Если в трех описанных выше докладах можно наблюдать последовательное усиление активной роли локальных субъектов по сравнению с европейскими колонизаторами, миссионерами и деятелями культуры, то в лекции Анне Герритсен (Уорикский университет, Великобритания) европейцы и вовсе оказались статистами, упоминаемыми скорее для контекста. Докладчица сосредоточилась на рассмотрении маршрутов торговцев фарфором в Китае династий Мин и Цин, используя уникальные источники — путеводители, предназначенные специально для таких коммерсантов. Этот кейс позволяет проследить циркуляцию знания, то застывающего в кодифицированных, институционализированных формах, то вновь обретающего гибкость и пластичность: существовали как рукописные варианты, составленные самими торговцами, так и печатные, издававшиеся местными властями, причем между теми и другими обнаруживается очевидная преемственность. Более того, «типовые» путеводители нередко содержат пометки от руки, вписанные владельцами, что позволяет увидеть маршрут их глазами. Подобные записи обычно содержат лаконичные инструкции практического характера: «здесь сделай плот для перевозки ящиков с чаем», «здесь воздай почести божеству». Как и текст путеводителя в целом, состоящий преимущественно из перечисления ключевых ориентиров с указанием расстояний между ними, они свидетельствуют о специфическом способе мыслить и использовать пространство, радикально отличающемся от европейской традиции, где в то же самое время, по наблюдению Мишеля де Серто, «карта медленно избавлялась от маршрутов, благодаря которым в принципе стала возможной» [2]. Подобное локальное (дистанция между описанными в путеводителях пунктами порой не превышает нескольких ли), телесное знание лежало в основании торговых путей, простиравшихся далеко за пределы области, в которой вел дела каждый конкретный купец, — что позволяет Герритсен именовать свой исследовательский подход «микроглобальным».
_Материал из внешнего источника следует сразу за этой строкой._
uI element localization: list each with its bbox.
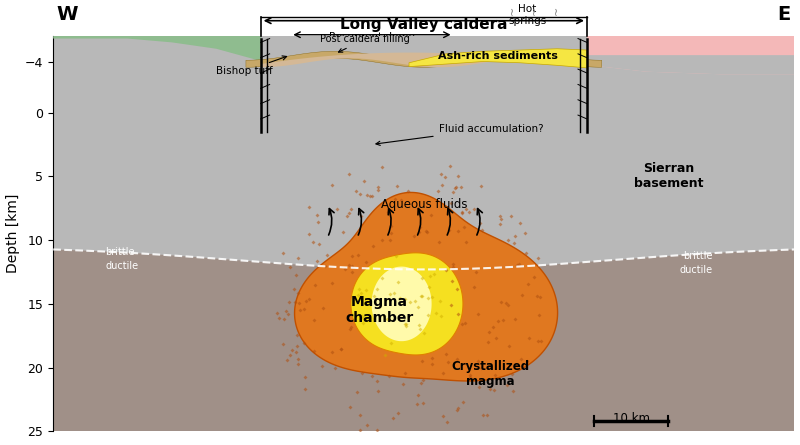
Text: brittle: brittle [105, 247, 134, 257]
Y-axis label: Depth [km]: Depth [km] [6, 194, 19, 273]
Text: Post caldera filling: Post caldera filling [320, 34, 410, 52]
Polygon shape [54, 36, 794, 432]
Polygon shape [261, 53, 558, 67]
Text: Long Valley caldera: Long Valley caldera [340, 17, 507, 32]
Text: Crystallized
magma: Crystallized magma [451, 360, 530, 388]
Polygon shape [587, 55, 794, 74]
Text: ~: ~ [530, 6, 540, 15]
Polygon shape [54, 36, 261, 61]
Text: Fluid accumulation?: Fluid accumulation? [376, 124, 543, 146]
Polygon shape [587, 36, 794, 74]
Text: Aqueous fluids: Aqueous fluids [381, 198, 467, 211]
Polygon shape [371, 267, 432, 341]
Polygon shape [294, 192, 558, 381]
Text: Magma
chamber: Magma chamber [346, 295, 414, 325]
Text: Resurgent dome: Resurgent dome [329, 32, 415, 41]
Text: Bishop tuff: Bishop tuff [216, 56, 286, 76]
Text: ductile: ductile [105, 262, 138, 271]
Text: ductile: ductile [680, 265, 713, 275]
Text: ~: ~ [508, 6, 518, 15]
Polygon shape [54, 36, 794, 269]
Polygon shape [246, 51, 602, 67]
Text: ~: ~ [552, 6, 562, 15]
Text: 10 km: 10 km [613, 413, 650, 425]
Text: Ash-rich sediments: Ash-rich sediments [438, 52, 558, 61]
Text: Hot
springs: Hot springs [509, 4, 546, 26]
Text: E: E [778, 5, 790, 24]
Text: W: W [57, 5, 78, 24]
Polygon shape [409, 49, 587, 68]
Polygon shape [261, 36, 587, 68]
Text: brittle: brittle [683, 251, 713, 261]
Text: Sierran
basement: Sierran basement [634, 162, 703, 190]
Polygon shape [351, 253, 463, 355]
Наконец, Матиас Мидделль (Лейпцигский университет, Германия) предложил вниманию слушателей наиболее теоретический из всех пленарных докладов этой конференции, подняв проблему пространственной терминологии в историкокультурных исследованиях. Лектор напомнил о том, что слова не нейтральны, а активно участвуют в производстве «пространственных порядков», и в этом смысле ученые зачастую, вольно или невольно, выступают союзниками политических лидеров, подводя концептуальную базу под их проекты. В качестве примеров подобных понятий, структурирующих как познавательную деятельность, так и политическую практику, Мидделль привел такие концепты, как «территория» в раннее Новое время, «республика» в XVIII веке и «нация» в XIX. Поворот к «глобальному», произошедший в последние десятилетия, не исключение, и, по мысли докладчика, особого внимания заслуживают синонимические ряды, в которые встраивается данный термин. Так, понятие «транснациональный», на первый взгляд, свидетельствует об отходе от идеи национального государства в пользу изучения более масштабных объединений и сетей взаимодействий. Однако, как показал Мидделль, если перенести акцент с приставки на корень слова, становится очевидной совершенно буквальная укорененность этого концепта в представлениях о нации, а тем самым — воспроизводство сформировавшегося в XIX веке «пространственного порядка» в рамках современных представлений о «глобальном». По мысли докладчика, продуктивной альтернативой мог бы стать термин «трансрегиональный», достоинством которого — как ни парадоксально это прозвучит для поборников терминологической строгости — является размытость значения лежащего в его основе слова «регион». Не принадлежащие никакому четко оформленному «пространственному порядку», «регионы», к которым обращаются трансрегиональные исследования, конституируются непосредственно в ходе изучаемых взаимодействий каждый раз по-новому, требуя от ученого интеллектуальной гибкости и постоянного пересмотра методологических оснований своей работы.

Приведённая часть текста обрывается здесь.